From €7.27, £7.99, 16.40 Swiss francs, $14.98, Aus$26.29, Ca$23
Find this wine
This week’s wine is a seriously fine offering from Portugal at a knock down price that is widely available around the world. Quite how they manage to produce such high quality in what must be very substantial quantity I do not know, but I have chosen it to coincide with Portuguese week on this site.
Today we publish tasting notes on as many as 200, mainly fine, Portuguese wines and on Thursday we’ll publish Julia’s notes from an historic tasting of Dãos back to the 1950s, but this an example of the sort of table wine now being produced in the Douro valley, the home of port. According to www.winesearcher.com, it is currently on sale in the UK, US, Canada, Australia, Germany, Portugal, Switzerland, Poland, Belgium and chez both Swedish and Norwegian monopolies.
Typically for a good Portuguese wine, it is more expensive in its homeland than in some key export markets, notably Germany; Portugal’s newfound wine culture has served to inflate domestic wine prices. In the UK you can find it at a wide range of independent merchants and at both Booth’s and Majestic (though you have to buy two bottles at Majestic to bring the price down to the standard £7.99 a bottle offered at Booth’s).
Fuelled by Portuguese demand, or at least reclame, many of the new breed of table wines from the Douro are pretty eye-wateringly expensive nowadays, but this is a delightful exception. It may not last as long as some of the more expensive examples but it already drinking well. Yet, like any decent Douro red, has a reassuring structural framework, filled in with spicy, ripe, engaging fruit with a whiff of warm minerals about it. No shortage of character – and one to drink at the table rather than without food.
Quinta do Crasto is a widely admired wine farm (quinta) on the north bank of the Douro just south of the town of Pinhão that has been extensively renovated by the Roquette family, descendants by marriage of the owners since the early 20th century of a property with a long history, as the picture shows. Although they make a series of varietal wines, a couple of single-vineyard bottlings and Xisto in conjunction with the Cazes family of Ch Lynch Bages, Quinta do Crasto, Crasto 2007 Douro Red is their main product and the Roquettes are busy replanting and acquiring new vineyards. According to these production details on the very effective www.quintodocrasto.pt, 450,000 bottles of this 2007 were made, from a vintage that is about to unleash a series of vintage ports on us (I will be tasting and reporting on them later this month). Vines are at least 20 years old, planted on the Douro’s characteristic schist (doubtless responsible for those warm mineral flavours), and varieties are the classic port grapes Tinta Roriz (Tempranillo), Tinta Barroca, Touriga Franca and Touriga Nacional fermented together.

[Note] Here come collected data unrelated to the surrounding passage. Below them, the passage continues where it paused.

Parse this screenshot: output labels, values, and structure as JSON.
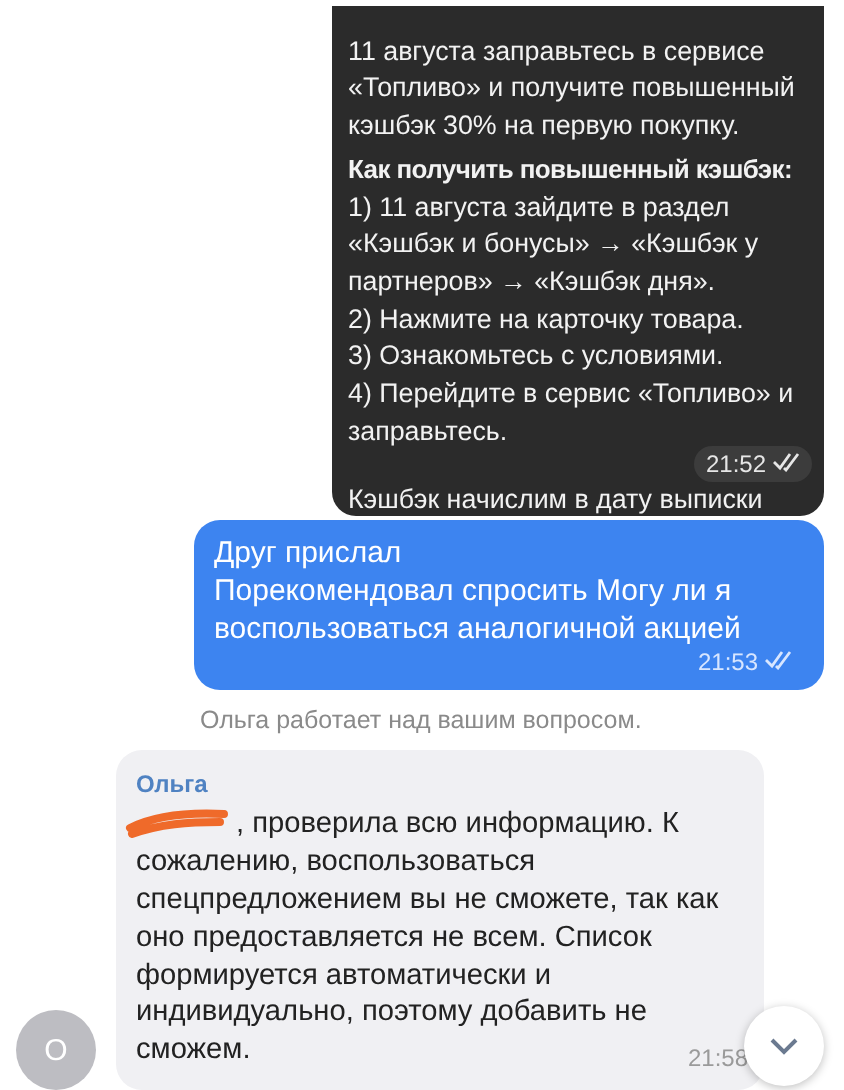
{
  "messages": [
    {
      "kind": "outgoing_card",
      "intro": "11 августа заправьтесь в сервисе «Топливо» и получите повышенный кэшбэк 30% на первую покупку.",
      "heading": "Как получить повышенный кэшбэк:",
      "steps": [
        "1) 11 августа зайдите в раздел «Кэшбэк и бонусы» → «Кэшбэк у партнеров» → «Кэшбэк дня».",
        "2) Нажмите на карточку товара.",
        "3) Ознакомьтесь с условиями.",
        "4) Перейдите в сервис «Топливо» и заправьтесь."
      ],
      "time": "21:52",
      "read": true,
      "continuation": "Кэшбэк начислим в дату выписки"
    },
    {
      "kind": "outgoing",
      "lines": [
        "Друг прислал",
        "Порекомендовал спросить Могу ли я воспользоваться аналогичной акцией"
      ],
      "time": "21:53",
      "read": true
    },
    {
      "kind": "status",
      "text": "Ольга работает над вашим вопросом."
    },
    {
      "kind": "incoming",
      "author": "Ольга",
      "avatar": "О",
      "redacted": true,
      "text": ", проверила всю информацию. К сожалению, воспользоваться спецпредложением вы не сможете, так как оно предоставляется не всем. Список формируется автоматически и индивидуально, поэтому добавить не сможем.",
      "time": "21:58"
    }
  ]
}
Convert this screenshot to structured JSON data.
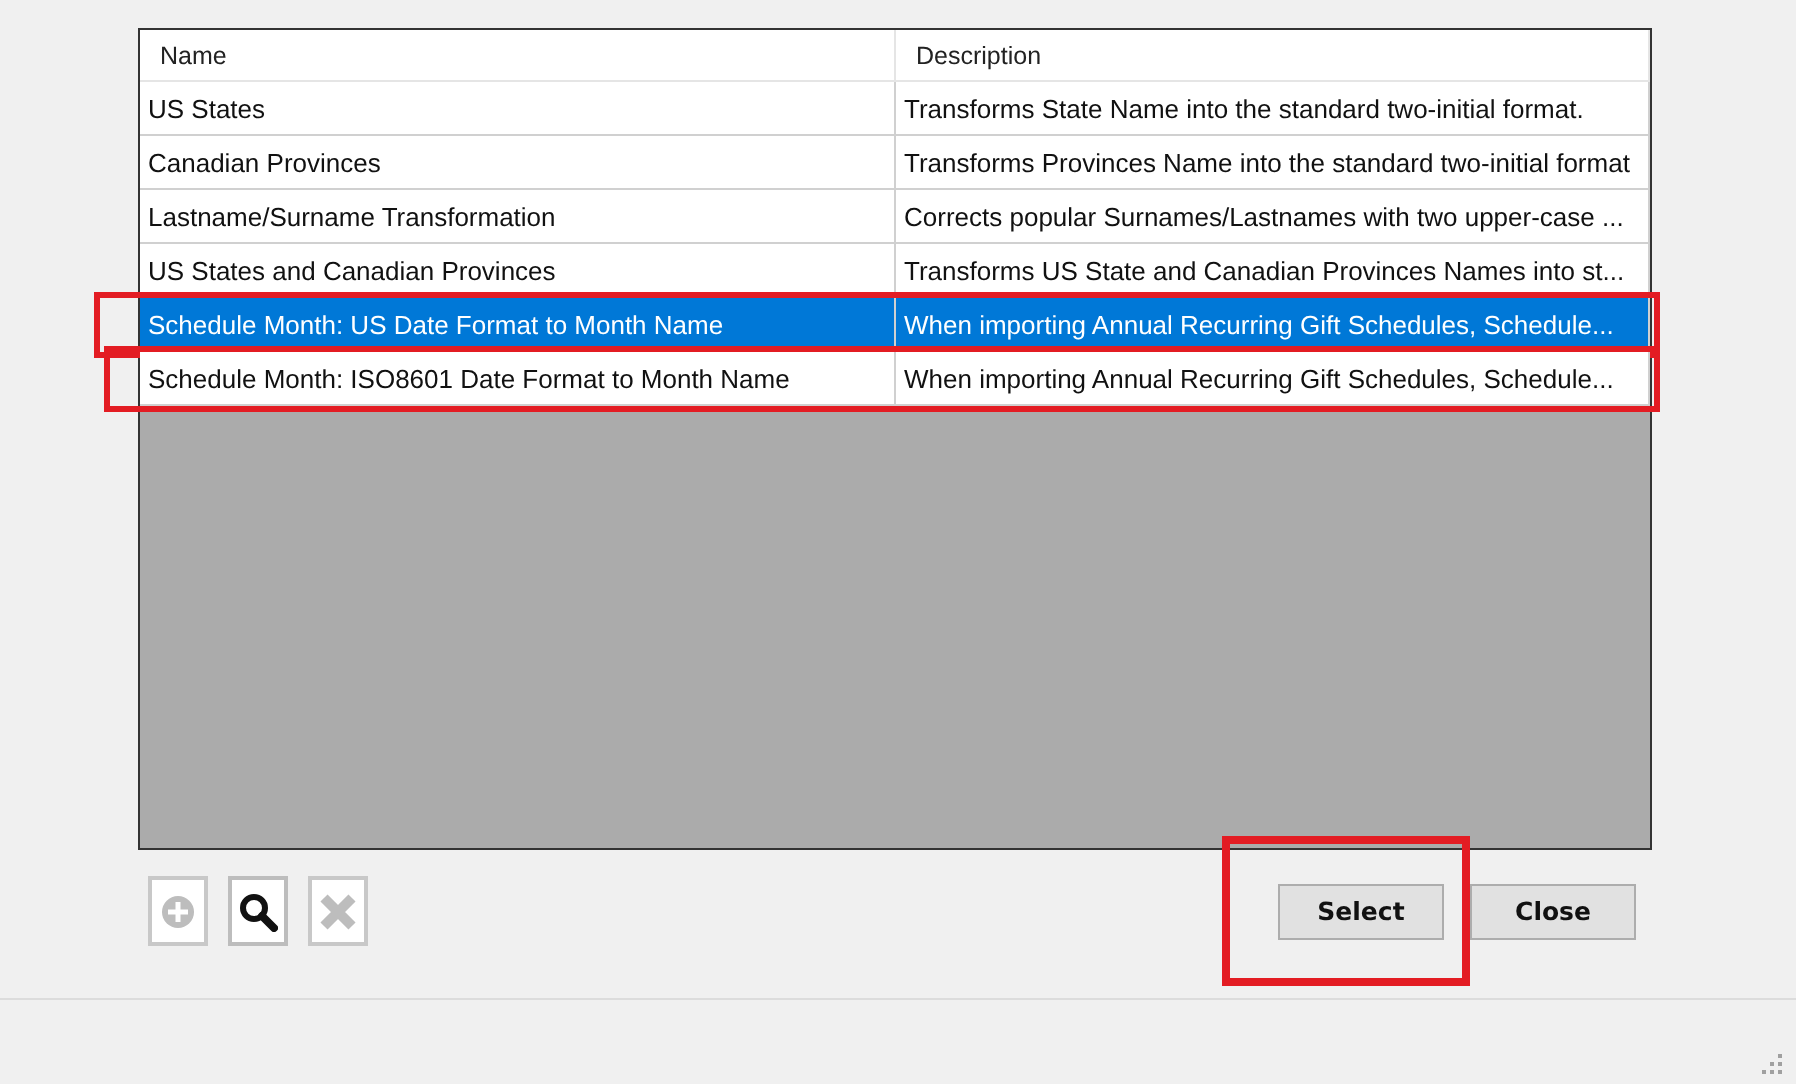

This wine is remarkably similar to the Sainsbury’s Taste the Difference 2007 Douro made at Quinto do Crasto that stood head and shoulders above most of the rest of the table wines I tasted from that UK supermarket group last September and yet was soon delisted by them. Although Sainsbury’s claimed an extra half per cent of alcohol for their blend which they said was made from 35% Tinta Roriz, 25% Tinta Barroca, 25% Touriga Franca, 15% Touriga Nacional fermented separately and blended only just before bottling.